Voice of America - December 5, 2006
Benjamin Robertson
Beijing


Nineteen Chinese AIDS patients have been awarded more than $1 million in compensation in a victory hailed by rights campaigners. Benjamin Robertson in Beijing reports.

The nineteen AIDS patients were infected by contaminated blood transfusions, and state media says their award of $1.2 million in compensation represents the biggest lawsuit of its kind in China.

Fifteen of the patients were infected while undergoing operations at a hospital in northern China's Heilongjiang province in 2004.

Three of them subsequently passed the HIV virus on to their spouses. Another patient later unwittingly infected her five-year-old child.

The infected blood came from illegal blood sellers who commonly operate close to hospitals using makeshift blood donation equipment.

Li Dan, who runs the China Orchid Project to help AIDS orphans, says the case shows how the law in China can sometimes be used to benefit victims.

"One can now use legal channels to protect rights. This is an improvement. Some local governments are now thinking about how to resolve this problem," said Li Dan.

Rights campaigners say this case signifies an important milestone in dealing with AIDS patients.

Last June, after an investigation, three of the hospital's staff were sentenced to jail for buying illegal blood.

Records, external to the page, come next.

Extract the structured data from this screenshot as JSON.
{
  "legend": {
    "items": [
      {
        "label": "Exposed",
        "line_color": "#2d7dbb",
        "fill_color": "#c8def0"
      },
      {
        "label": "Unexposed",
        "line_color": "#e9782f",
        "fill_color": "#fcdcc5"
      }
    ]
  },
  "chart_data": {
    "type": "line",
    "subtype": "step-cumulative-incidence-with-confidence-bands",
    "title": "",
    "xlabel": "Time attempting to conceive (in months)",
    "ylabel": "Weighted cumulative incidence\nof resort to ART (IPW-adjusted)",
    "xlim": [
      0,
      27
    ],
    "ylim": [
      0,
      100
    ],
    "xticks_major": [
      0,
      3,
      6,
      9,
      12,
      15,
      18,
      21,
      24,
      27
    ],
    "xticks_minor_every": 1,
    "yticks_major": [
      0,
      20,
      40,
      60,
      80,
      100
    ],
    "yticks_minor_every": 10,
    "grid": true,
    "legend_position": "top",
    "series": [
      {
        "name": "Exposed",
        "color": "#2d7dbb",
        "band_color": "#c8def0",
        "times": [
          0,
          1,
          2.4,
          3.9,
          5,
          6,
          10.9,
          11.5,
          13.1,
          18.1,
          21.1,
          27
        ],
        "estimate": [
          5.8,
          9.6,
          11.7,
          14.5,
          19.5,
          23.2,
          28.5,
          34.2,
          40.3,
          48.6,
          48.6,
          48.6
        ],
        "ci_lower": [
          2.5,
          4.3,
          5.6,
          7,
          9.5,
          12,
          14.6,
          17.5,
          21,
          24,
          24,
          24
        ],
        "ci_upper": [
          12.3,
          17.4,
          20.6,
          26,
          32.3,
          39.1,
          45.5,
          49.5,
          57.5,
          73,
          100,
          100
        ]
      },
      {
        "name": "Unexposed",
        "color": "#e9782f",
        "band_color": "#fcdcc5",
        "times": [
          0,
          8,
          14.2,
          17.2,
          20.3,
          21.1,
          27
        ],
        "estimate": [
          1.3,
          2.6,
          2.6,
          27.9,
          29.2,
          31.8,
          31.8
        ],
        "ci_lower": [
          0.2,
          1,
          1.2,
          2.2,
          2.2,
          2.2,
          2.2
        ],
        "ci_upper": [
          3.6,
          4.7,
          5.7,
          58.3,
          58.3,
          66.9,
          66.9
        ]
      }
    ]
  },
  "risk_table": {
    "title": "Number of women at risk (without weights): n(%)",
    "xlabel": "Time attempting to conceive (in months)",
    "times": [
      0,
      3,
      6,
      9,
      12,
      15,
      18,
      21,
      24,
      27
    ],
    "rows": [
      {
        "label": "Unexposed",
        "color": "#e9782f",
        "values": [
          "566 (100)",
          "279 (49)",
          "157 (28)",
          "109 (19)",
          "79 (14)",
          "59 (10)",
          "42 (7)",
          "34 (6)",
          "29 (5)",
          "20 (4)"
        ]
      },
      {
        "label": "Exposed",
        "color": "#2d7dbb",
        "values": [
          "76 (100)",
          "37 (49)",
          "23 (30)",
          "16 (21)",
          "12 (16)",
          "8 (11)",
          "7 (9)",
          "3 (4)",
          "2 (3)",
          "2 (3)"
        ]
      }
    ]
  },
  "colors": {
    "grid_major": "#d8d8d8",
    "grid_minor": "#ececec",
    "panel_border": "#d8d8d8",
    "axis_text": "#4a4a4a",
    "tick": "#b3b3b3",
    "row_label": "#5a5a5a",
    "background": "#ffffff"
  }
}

It was also discovered that two regular blood donors living in the area had died of AIDS. Investigators suspected they may have been the original source of the outbreak.

Other similar cases are currently being heard in court.

Li however cautions against calling this suit a breakthrough, as many people in China are still ignorant of the disease and treat AIDS patients with suspicion.

Often there are no clean needles or sterilized equipment to receive blood donations, and the blood is rarely tested for viruses.

During the 1990s, hundreds of thousands of poor farmers in central China became infected through dirty transfusion schemes, as they sold blood in a desperate bid to make money.